Developmental Neurobiology: to better understand the mechanisms controlling the early pattern of the developing Central Nervous System (CNS), the processes of neurogenesis, axonal guidance, and neural crest differentiation
Supporting basic research that contributes to our understanding of how the nervous system develops under both normal and abnormal conditions is the major focus of the Developmental Neurobiology Program. Many structural neurological birth defects are caused by problems during early CNS development. Formation of the nervous system begins shortly after gastrulation, when the cells of the dorsal ectoderm are induced by the underlying mesoderm to become the neural plate that extends the length of the embryo. From this very simple neural plate, convergence and extension morphogenetic activities begin a process, which ultimately results in a highly stereotyped, complexly organized and integrated nervous system. During neurulation, the neural tube is formed, and the embryonic CNS is patterned along the three major axes. Neural progenitor cells and their offspring derive positional information from within these boundaries; neurons and glia are generated, and acquire specific cell fates. The diversity of cell types that make up the adult system is generated from this undifferentiated neuroepithelium. These new cells migrate to specific positions within the developing nervous system and send out processes to specific targets. Once specific patterns of connectivity are generated, synapses are formed, and hormonal and trophic factors influence the survival, differentiation and selective elimination of these connections.

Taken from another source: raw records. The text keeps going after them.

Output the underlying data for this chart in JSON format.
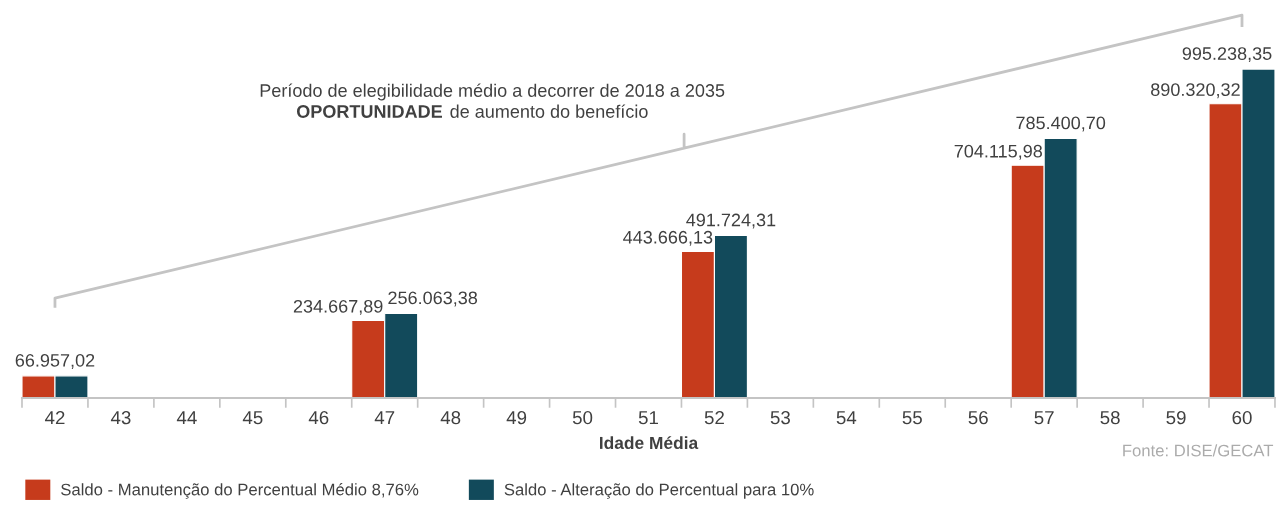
{
  "chart_data": {
    "type": "bar",
    "xlabel": "Idade Média",
    "categories": [
      "42",
      "43",
      "44",
      "45",
      "46",
      "47",
      "48",
      "49",
      "50",
      "51",
      "52",
      "53",
      "54",
      "55",
      "56",
      "57",
      "58",
      "59",
      "60"
    ],
    "series": [
      {
        "name": "Saldo - Manutenção do Percentual Médio 8,76%",
        "color": "#c63b1c",
        "values": [
          66957.02,
          null,
          null,
          null,
          null,
          234667.89,
          null,
          null,
          null,
          null,
          443666.13,
          null,
          null,
          null,
          null,
          704115.98,
          null,
          null,
          890320.32
        ],
        "value_labels": [
          "66.957,02",
          null,
          null,
          null,
          null,
          "234.667,89",
          null,
          null,
          null,
          null,
          "443.666,13",
          null,
          null,
          null,
          null,
          "704.115,98",
          null,
          null,
          "890.320,32"
        ]
      },
      {
        "name": "Saldo - Alteração do Percentual para 10%",
        "color": "#124a5b",
        "values": [
          66957.02,
          null,
          null,
          null,
          null,
          256063.38,
          null,
          null,
          null,
          null,
          491724.31,
          null,
          null,
          null,
          null,
          785400.7,
          null,
          null,
          995238.35
        ],
        "value_labels": [
          null,
          null,
          null,
          null,
          null,
          "256.063,38",
          null,
          null,
          null,
          null,
          "491.724,31",
          null,
          null,
          null,
          null,
          "785.400,70",
          null,
          null,
          "995.238,35"
        ]
      }
    ],
    "annotations": [
      "Período de elegibilidade médio a decorrer de 2018 a 2035",
      "OPORTUNIDADE de aumento do benefício",
      "Fonte: DISE/GECAT"
    ],
    "tick_labels": "x",
    "legend": "bottom left"
  }
}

Branch goals are to understand the mechanisms that control nervous system formation that is to:
- Determine how nerve call progenitors divide, migrate and begin to differentiate into specific types of nerve cells;
- Understand path finding strategies of these immature, developing neurons so that they get to the correct location and make appropriate connection with their targets;
- Decipher how synapses between appropriate targets form; and
- How superfluous synapses and neurons are eliminated.
While embryonic development of the CNS remains a complex process, recent advances in genetics, genomics, and proteomics now allow for a more in-depth analysis of the processes underlying its development. In addition, genes, genetic networks, and the timing of their activation and inactivation are also conserved, in large part, across species, making it possible to predict some of the underlying mechanisms of human development based on studies that use animal models. With newly developed tools, investigators are now better able to examine the underlying mechanisms of neural development and are learning that similar developmental strategies are used multiple times during CNS development.